Уже больше недели Анна наблюдает за королем и начинает понимать, что имел в виду ее отец, когда однажды заметил, что натура короля соткана из бесполезной энергии и противоречий. Выглядит Карл Стюарт поистине величественно: он более двух ярдов ростом, и его голова возвышается не только над женскими головками, но и над головами мужчин; физически он очень здоров, всегда бодр и энергичен, даже теперь, в свои сорок два года. У него глубокие темные глаза и черные как смоль волосы, унаследованные от французских предков, а также от бабки, урожденной Медичи, и поэтому иногда его называют «Карл Черный». Полные губы его говорят о чувственности этого человека; от носа к подбородку сбегают две глубокие морщины, а когда он спокоен, лицо его угрюмо и строго. Но король никогда не бывает высокомерен или груб, и жесткое выражение лица всегда смягчается, как только он начинает говорить. Он со всеми неизменно рыцарственно учтив; предупредителен и внимателен как к людям низкого звания, так и высокого. Двор его отличается свободными правилами и открытостью, что было бы немыслимо, скажем, во Франции. Любой человек, даже слуга, может позволить себе приблизиться к его величеству, и всякий в Лондоне знает, что, если он захочет говорить с королем, ему надо лишь рано утром пойти в Сент-Джеймский парк, где тот в это время любит дышать свежим воздухом. Жизнь его в Уайтхолле по большей части носит публичный характер — он всегда окружен людьми.

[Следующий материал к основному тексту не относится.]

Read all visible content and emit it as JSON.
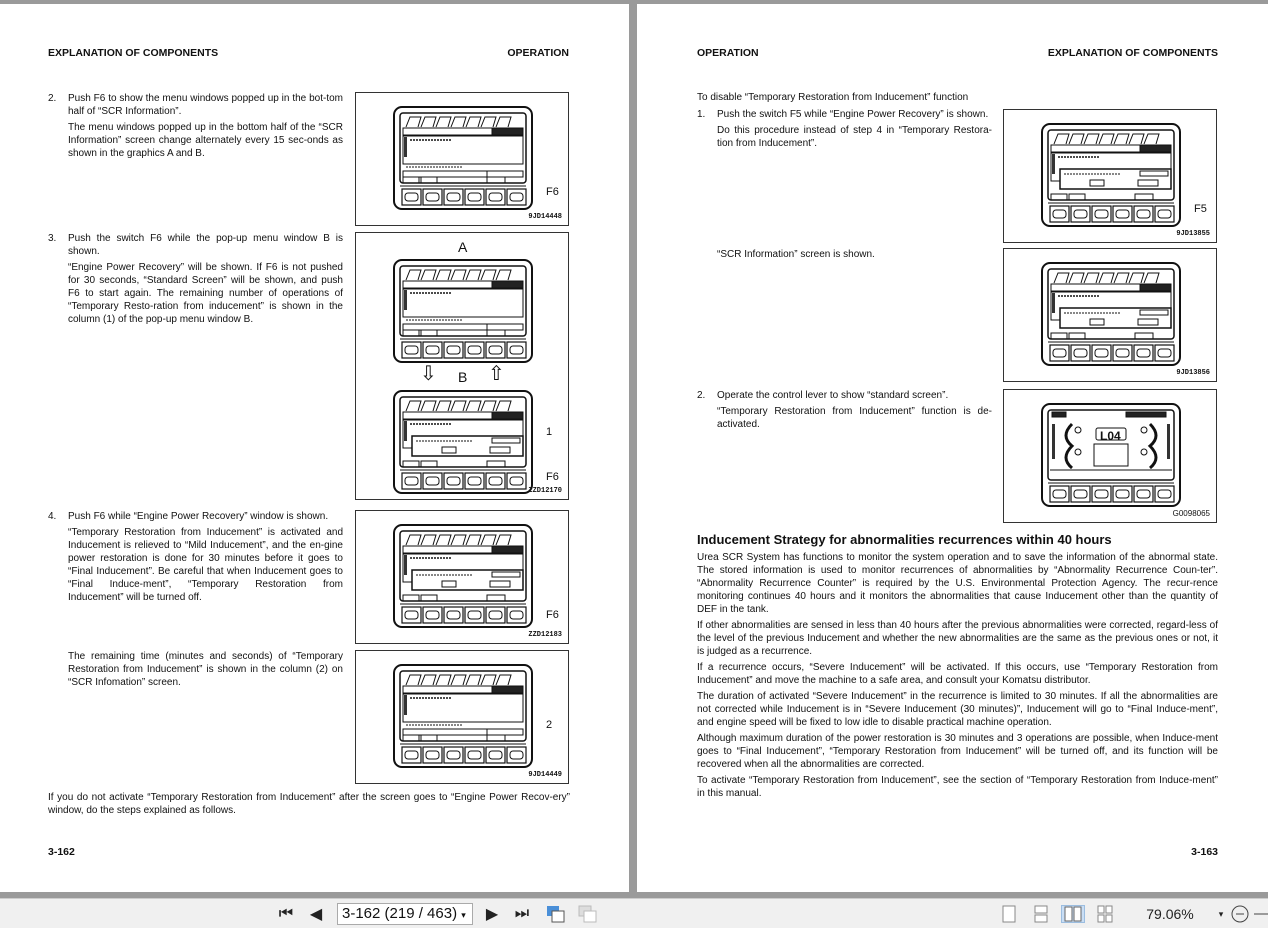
{
  "left_page": {
    "header_left": "EXPLANATION OF COMPONENTS",
    "header_right": "OPERATION",
    "items": [
      {
        "num": "2.",
        "paras": [
          "Push F6 to show the menu windows popped up in the bot-tom half of “SCR Information”.",
          "The menu windows popped up in the bottom half of the “SCR Information” screen change alternately every 15 sec-onds as shown in the graphics A and B."
        ]
      },
      {
        "num": "3.",
        "paras": [
          "Push the switch F6 while the pop-up menu window B is shown.",
          "“Engine Power Recovery” will be shown. If F6 is not pushed for 30 seconds, “Standard Screen” will be shown, and push F6 to start again. The remaining number of operations of “Temporary Resto-ration from inducement” is shown in the column (1) of the pop-up menu window B."
        ]
      },
      {
        "num": "4.",
        "paras": [
          "Push F6 while “Engine Power Recovery” window is shown.",
          "“Temporary Restoration from Inducement” is activated and Inducement is relieved to “Mild Inducement”, and the en-gine power restoration is done for 30 minutes before it goes to “Final Inducement”. Be careful that when Inducement goes to “Final Induce-ment”, “Temporary Restoration from Inducement” will be turned off."
        ]
      }
    ],
    "remaining_text": "The remaining time (minutes and seconds) of “Temporary Restoration from Inducement” is shown in the column (2) on “SCR Infomation” screen.",
    "bottom_text": "If you do not activate “Temporary Restoration from Inducement” after the screen goes to “Engine Power Recov-ery” window, do the steps explained as follows.",
    "footer": "3-162",
    "figures": [
      {
        "id": "9JD14448",
        "callouts": [
          "F6"
        ]
      },
      {
        "id": "ZZD12170",
        "label_a": "A",
        "label_b": "B",
        "callouts": [
          "1",
          "F6"
        ]
      },
      {
        "id": "ZZD12183",
        "callouts": [
          "F6"
        ]
      },
      {
        "id": "9JD14449",
        "callouts": [
          "2"
        ]
      }
    ]
  },
  "right_page": {
    "header_left": "OPERATION",
    "header_right": "EXPLANATION OF COMPONENTS",
    "intro": "To disable “Temporary Restoration from Inducement” function",
    "items": [
      {
        "num": "1.",
        "paras": [
          "Push the switch F5 while “Engine Power Recovery” is shown.",
          "Do this procedure instead of step 4 in “Temporary Restora-tion from Inducement”."
        ]
      },
      {
        "num": "2.",
        "paras": [
          "Operate the control lever to show “standard screen”.",
          "“Temporary Restoration from Inducement” function is de-activated."
        ]
      }
    ],
    "scr_shown": "“SCR Information” screen is shown.",
    "section_title": "Inducement Strategy for abnormalities recurrences within 40 hours",
    "section_paras": [
      "Urea SCR System has functions to monitor the system operation and to save the information of the abnormal state. The stored information is used to monitor recurrences of abnormalities by “Abnormality Recurrence Coun-ter”. “Abnormality Recurrence Counter” is required by the U.S. Environmental Protection Agency. The recur-rence monitoring continues 40 hours and it monitors the abnormalities that cause Inducement other than the quantity of DEF in the tank.",
      "If other abnormalities are sensed in less than 40 hours after the previous abnormalities were corrected, regard-less of the level of the previous Inducement and whether the new abnormalities are the same as the previous ones or not, it is judged as a recurrence.",
      "If a recurrence occurs, “Severe Inducement” will be activated. If this occurs, use “Temporary Restoration from Inducement” and move the machine to a safe area, and consult your Komatsu distributor.",
      "The duration of activated “Severe Inducement” in the recurrence is limited to 30 minutes. If all the abnormalities are not corrected while Inducement is in “Severe Inducement (30 minutes)”, Inducement will go to “Final Induce-ment”, and engine speed will be fixed to low idle to disable practical machine operation.",
      "Although maximum duration of the power restoration is 30 minutes and 3 operations are possible, when Induce-ment goes to “Final Inducement”, “Temporary Restoration from Inducement” will be turned off, and its function will be recovered when all the abnormalities are corrected.",
      "To activate “Temporary Restoration from Inducement”, see the section of “Temporary Restoration from Induce-ment” in this manual."
    ],
    "footer": "3-163",
    "figures": [
      {
        "id": "9JD13855",
        "callouts": [
          "F5"
        ]
      },
      {
        "id": "9JD13856"
      },
      {
        "id": "G0098065",
        "screen_label": "L04"
      }
    ]
  },
  "toolbar": {
    "page_display": "3-162 (219 / 463)",
    "zoom": "79.06%",
    "active_view": "two-page"
  }
}
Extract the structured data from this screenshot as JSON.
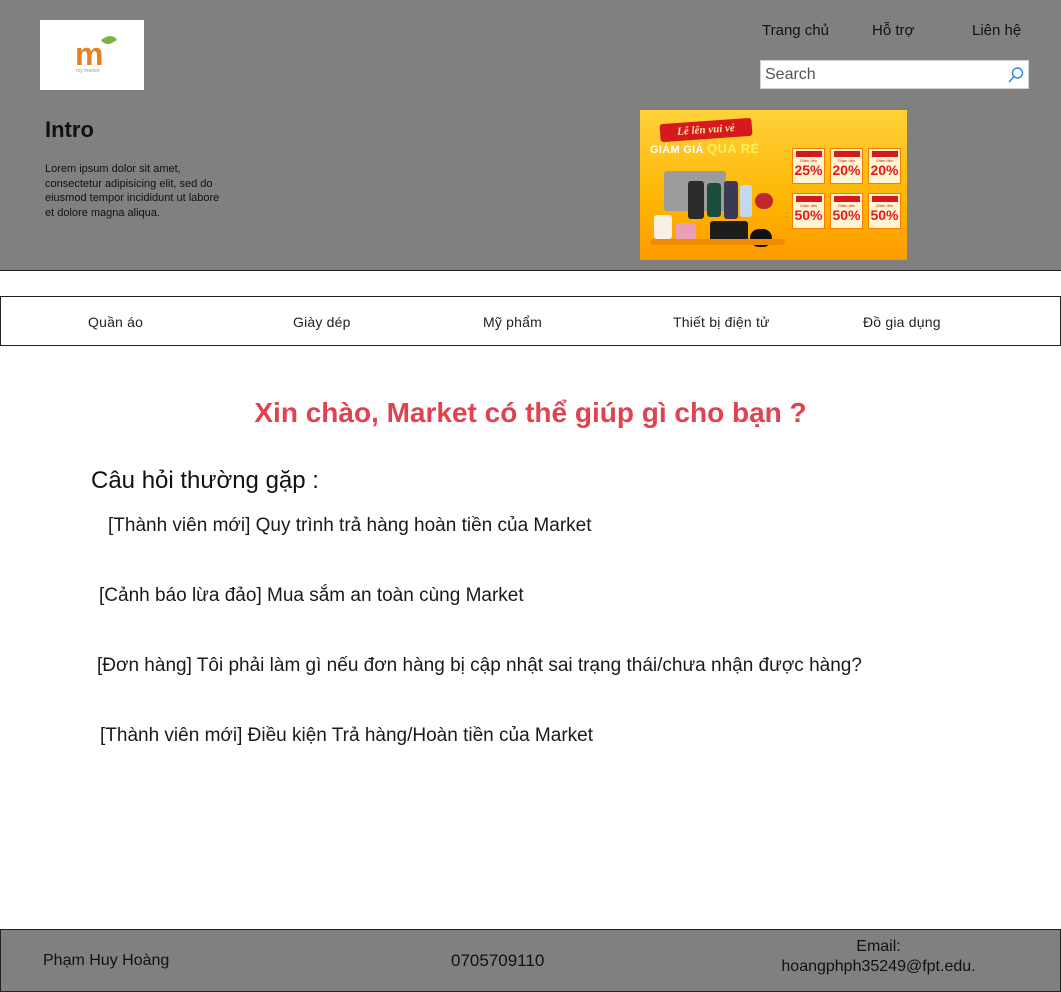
{
  "header": {
    "logo": {
      "mark": "m",
      "subtitle": "my market"
    },
    "links": [
      "Trang chủ",
      "Hỗ trợ",
      "Liên hệ"
    ],
    "search": {
      "placeholder": "Search",
      "value": ""
    },
    "intro": {
      "title": "Intro",
      "text": "Lorem ipsum dolor sit amet, consectetur adipisicing elit, sed do eiusmod tempor incididunt ut labore et dolore magna aliqua."
    }
  },
  "banner": {
    "ribbon": "Lễ lên vui vẻ",
    "headline_prefix": "GIÁM GIÁ",
    "headline_emphasis": "QUÁ RẺ",
    "coupons": [
      "25%",
      "20%",
      "20%",
      "50%",
      "50%",
      "50%"
    ],
    "coupon_label": "Giảm đến"
  },
  "categories": [
    "Quần áo",
    "Giày dép",
    "Mỹ phẩm",
    "Thiết bị điện tử",
    "Đồ gia dụng"
  ],
  "main": {
    "greeting": "Xin chào, Market có thể giúp gì cho bạn ?",
    "faq_title": "Câu hỏi thường gặp :",
    "faq": [
      "[Thành viên mới] Quy trình trả hàng hoàn tiền của Market",
      "[Cảnh báo lừa đảo] Mua sắm an toàn cùng Market",
      "[Đơn hàng] Tôi phải làm gì nếu đơn hàng bị cập nhật sai trạng thái/chưa nhận được hàng?",
      "[Thành viên mới] Điều kiện Trả hàng/Hoàn tiền của Market"
    ]
  },
  "footer": {
    "name": "Phạm Huy  Hoàng",
    "phone": "0705709110",
    "email_label": "Email:",
    "email": "hoangphph35249@fpt.edu."
  },
  "colors": {
    "header_bg": "#808080",
    "greeting": "#e0434f",
    "logo_mark": "#e67e22",
    "search_icon": "#1e88e5"
  }
}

Король гордится тем, что он доступен своему народу, хотя добиться от него исполнения обещаний редко могут даже его министры. У него есть один необычный для короля интерес, это естествознание: он может часами сидеть в своей лаборатории, проводя опыты или наблюдая за движением звезд; и, тем не менее, он продолжает верить в то, что способен лечить наложением рук «королевский недуг», или, иначе, золотуху, болезнь лимфатических узлов на шее (традиция восходит еще к королю Эдуарду Исповеднику, правившему в одиннадцатом столетии), тем самым поддерживая в своих подданных это суеверие. Он интересный собеседник, способен рассуждать на самые разные темы, но знания его довольно поверхностны. Несколько раз Анна замечала в его глазах особенный блеск, который мог говорить об остром уме, но последующие реплики короля лишь разочаровывали ее. Дважды при этом она ловила взгляд Монтегю и вспоминала его слова о «глубине интеллекта его величества». Анне очень не хотелось бы слишком глубоко заглядывать в него. И без того в жизни осталось мало, во что можно верить.

Конечно, он король и может делать все, что ему заблагорассудится, но его капризы порой шокируют Анну. За ним повсюду следует целая стая маленьких спаниелей с темно-каштановыми пятнами, которые носятся, тявкают, крутятся вокруг его ног; он так их избаловал, что они даже мочатся и испражняются прямо во дворце. А следом с губкой, шваброй и ведром бегает специальный человек; этот бедняга едва успевает подбирать за ними. Короля частенько окружают и юные шалопаи, которые ведут себя не лучше, чем эти самые собачки, и он прощает им чуть ли не всякую непристойность, если она почему-то кажется ему изящной или остроумной. Он жить не может без того, чтобы его постоянно не развлекали пустыми и пошлыми разговорами и не менее пошлыми шуточками. Серьезных бесед он не выносит, у него есть привычка, если ему вдруг станет скучно или раздражает чье-либо общество, вынимать из кармана часы и смотреть на циферблат. Искушенные придворные, стоит им только заметить это движение, разбегаются, боясь, как бы недовольство короля не пало на их головы. Ему, похоже, все равно (если он вообще отдает себе в этом отчет), что многие его считают человеком ветреным и недалеким. Анна раньше представить себе не могла, что такое возможно, ей даже стало немного жаль беднягу лорда Арлингтона, который постоянно ходит за королем, упрашивая его сделать то или сделать это на благо своих подданных, — его старания не могут укрыться от глаз посторонних, поскольку король не любит заниматься делами.